Q: Where did the hybrid press decision land?
A: "We chose a digital engine for variable data and fast art swaps, and kept a mid‑width flexo line for longer runs. UV-LED Printing supported faster turnarounds and less warmup. Trade‑offs? UV systems want tight ventilation and more rigorous safety checks. Also, digital click charges add up on mid‑volume runs, so we route anything steady-state to flexo. It’s not perfect, but it’s predictable."

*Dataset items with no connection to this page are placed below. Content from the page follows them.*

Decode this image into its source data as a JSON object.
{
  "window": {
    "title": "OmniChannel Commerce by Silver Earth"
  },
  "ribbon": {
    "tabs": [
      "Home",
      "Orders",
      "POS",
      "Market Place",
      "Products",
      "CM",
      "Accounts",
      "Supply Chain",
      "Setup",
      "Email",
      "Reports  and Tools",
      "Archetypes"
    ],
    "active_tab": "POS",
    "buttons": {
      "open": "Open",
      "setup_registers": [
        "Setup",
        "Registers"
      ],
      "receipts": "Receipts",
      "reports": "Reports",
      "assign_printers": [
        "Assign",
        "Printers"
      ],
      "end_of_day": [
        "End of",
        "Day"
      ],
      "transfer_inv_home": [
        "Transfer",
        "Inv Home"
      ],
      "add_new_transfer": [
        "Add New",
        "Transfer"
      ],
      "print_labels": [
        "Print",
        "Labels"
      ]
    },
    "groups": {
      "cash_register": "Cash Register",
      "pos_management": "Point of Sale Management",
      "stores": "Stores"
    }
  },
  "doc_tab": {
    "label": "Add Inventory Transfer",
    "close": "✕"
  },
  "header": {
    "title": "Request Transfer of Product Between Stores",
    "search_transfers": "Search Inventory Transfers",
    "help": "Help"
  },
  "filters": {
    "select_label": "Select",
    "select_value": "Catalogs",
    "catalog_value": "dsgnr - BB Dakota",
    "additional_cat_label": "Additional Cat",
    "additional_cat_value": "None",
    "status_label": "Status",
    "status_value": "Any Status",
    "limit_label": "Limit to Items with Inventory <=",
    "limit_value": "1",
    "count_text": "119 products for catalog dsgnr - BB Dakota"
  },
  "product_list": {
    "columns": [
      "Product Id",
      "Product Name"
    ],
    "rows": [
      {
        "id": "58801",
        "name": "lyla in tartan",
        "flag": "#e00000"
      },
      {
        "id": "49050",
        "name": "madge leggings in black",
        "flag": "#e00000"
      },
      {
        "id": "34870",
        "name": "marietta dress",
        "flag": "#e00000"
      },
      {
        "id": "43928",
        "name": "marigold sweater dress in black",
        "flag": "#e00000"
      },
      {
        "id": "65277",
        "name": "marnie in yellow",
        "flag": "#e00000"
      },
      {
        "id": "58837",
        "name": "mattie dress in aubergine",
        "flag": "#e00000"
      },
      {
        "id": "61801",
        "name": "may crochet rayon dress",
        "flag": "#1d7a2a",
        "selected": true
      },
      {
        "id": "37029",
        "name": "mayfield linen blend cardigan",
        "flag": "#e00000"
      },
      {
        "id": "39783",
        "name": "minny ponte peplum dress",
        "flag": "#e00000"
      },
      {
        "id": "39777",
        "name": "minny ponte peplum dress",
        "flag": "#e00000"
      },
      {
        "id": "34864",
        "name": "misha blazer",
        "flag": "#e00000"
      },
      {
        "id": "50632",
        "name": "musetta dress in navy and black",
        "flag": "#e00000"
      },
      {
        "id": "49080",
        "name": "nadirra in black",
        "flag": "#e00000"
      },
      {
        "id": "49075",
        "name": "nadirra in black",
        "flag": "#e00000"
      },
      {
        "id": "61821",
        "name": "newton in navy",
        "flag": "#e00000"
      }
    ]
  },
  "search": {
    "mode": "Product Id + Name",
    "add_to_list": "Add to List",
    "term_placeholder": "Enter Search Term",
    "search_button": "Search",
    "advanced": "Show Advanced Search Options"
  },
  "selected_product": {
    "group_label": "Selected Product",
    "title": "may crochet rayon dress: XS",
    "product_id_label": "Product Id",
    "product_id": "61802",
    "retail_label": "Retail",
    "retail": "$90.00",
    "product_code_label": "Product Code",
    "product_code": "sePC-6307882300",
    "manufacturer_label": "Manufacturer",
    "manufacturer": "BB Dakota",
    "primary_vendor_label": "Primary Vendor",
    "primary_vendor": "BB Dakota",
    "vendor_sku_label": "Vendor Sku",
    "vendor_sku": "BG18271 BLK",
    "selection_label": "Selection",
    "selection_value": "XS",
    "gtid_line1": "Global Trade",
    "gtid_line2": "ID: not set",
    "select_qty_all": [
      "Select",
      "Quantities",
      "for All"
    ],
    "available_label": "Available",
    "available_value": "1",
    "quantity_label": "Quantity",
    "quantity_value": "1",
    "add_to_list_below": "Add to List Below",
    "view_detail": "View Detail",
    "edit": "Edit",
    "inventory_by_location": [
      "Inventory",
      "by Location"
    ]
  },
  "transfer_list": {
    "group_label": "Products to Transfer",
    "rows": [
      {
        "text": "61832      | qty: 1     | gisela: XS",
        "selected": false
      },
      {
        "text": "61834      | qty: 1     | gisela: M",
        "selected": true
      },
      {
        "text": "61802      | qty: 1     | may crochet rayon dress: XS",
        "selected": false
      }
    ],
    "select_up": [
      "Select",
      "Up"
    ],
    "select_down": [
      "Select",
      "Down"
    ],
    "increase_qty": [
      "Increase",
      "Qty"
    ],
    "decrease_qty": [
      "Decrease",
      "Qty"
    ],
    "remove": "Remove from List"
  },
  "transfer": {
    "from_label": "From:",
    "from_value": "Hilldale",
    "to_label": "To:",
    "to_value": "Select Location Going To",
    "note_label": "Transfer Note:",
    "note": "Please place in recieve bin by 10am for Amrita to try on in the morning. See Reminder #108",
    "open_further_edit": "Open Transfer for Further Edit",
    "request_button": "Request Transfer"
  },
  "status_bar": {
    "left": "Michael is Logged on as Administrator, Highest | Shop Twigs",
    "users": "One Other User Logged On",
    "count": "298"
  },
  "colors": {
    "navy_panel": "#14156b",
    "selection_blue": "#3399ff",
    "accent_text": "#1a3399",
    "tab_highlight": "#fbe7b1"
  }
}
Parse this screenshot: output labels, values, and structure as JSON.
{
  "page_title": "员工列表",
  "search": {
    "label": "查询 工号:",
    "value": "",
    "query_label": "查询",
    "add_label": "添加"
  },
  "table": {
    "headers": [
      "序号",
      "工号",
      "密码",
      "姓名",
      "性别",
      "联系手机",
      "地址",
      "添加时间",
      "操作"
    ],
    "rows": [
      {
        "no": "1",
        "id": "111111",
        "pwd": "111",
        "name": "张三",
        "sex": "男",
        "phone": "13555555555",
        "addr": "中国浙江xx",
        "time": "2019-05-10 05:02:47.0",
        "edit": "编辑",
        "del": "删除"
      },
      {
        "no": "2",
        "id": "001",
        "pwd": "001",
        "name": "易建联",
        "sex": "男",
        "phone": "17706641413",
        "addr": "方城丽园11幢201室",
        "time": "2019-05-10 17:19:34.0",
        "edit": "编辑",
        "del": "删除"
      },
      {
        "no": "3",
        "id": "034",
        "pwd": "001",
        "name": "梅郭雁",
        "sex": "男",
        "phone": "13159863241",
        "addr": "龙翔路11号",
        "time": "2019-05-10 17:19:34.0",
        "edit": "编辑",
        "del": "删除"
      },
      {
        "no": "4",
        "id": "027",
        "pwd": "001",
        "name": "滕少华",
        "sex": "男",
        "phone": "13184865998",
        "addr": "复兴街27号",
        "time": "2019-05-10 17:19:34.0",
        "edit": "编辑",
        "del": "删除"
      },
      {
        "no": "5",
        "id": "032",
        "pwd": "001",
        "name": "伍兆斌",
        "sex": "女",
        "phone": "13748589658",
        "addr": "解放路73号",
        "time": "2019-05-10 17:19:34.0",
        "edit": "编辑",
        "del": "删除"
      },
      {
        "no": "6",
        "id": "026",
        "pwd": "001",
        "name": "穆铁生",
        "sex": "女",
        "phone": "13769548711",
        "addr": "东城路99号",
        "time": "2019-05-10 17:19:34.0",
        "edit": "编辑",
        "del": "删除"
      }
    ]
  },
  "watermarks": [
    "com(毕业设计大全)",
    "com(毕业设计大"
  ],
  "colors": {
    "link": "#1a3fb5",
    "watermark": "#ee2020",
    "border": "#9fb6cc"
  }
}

Quantitative Results and Metrics

Q: What moved on the numbers?
A: "Color is steadier. Our ΔE spread now sits around 1.5–2.5 on our brand colors once the job stabilizes. Changeovers went from roughly 45–55 minutes to 28–35 minutes on common SKUs after we standardized anilox, pre‑staged plates, and locked down print‑ready files. Waste on labels and cartons runs closer to 3–4% now, depending on lot size."

Q: Throughput and quality?
A: "A typical shift used to push 60–70k labels on the SKUs we tracked; now we see 85–95k on the same labor footprint when the schedule cooperates. First Pass Yield holds in the 92–95% band on those families. Energy per pack (kWh/pack) is tracking 6–8% lower on UV‑LED cured jobs versus our old UV setup, and a CO₂/pack estimate shows an 8–12% step down on those runs. We’re cautious with those figures since mix changes week to week."

Q: The business side?
A: "Simple math: with the current run mix, we’re modeling a 14–18 month payback for the hybrid investment. Procurement actually asked if a ‘pakfactory promo code’ existed—fair question—but the decision came down to total cost of ownership, not coupons. Our take: the system earns its keep when we schedule smart and keep the QA gates tight. And yes, we’ll keep working with **pakfactory** on board and label specs as we add SKUs."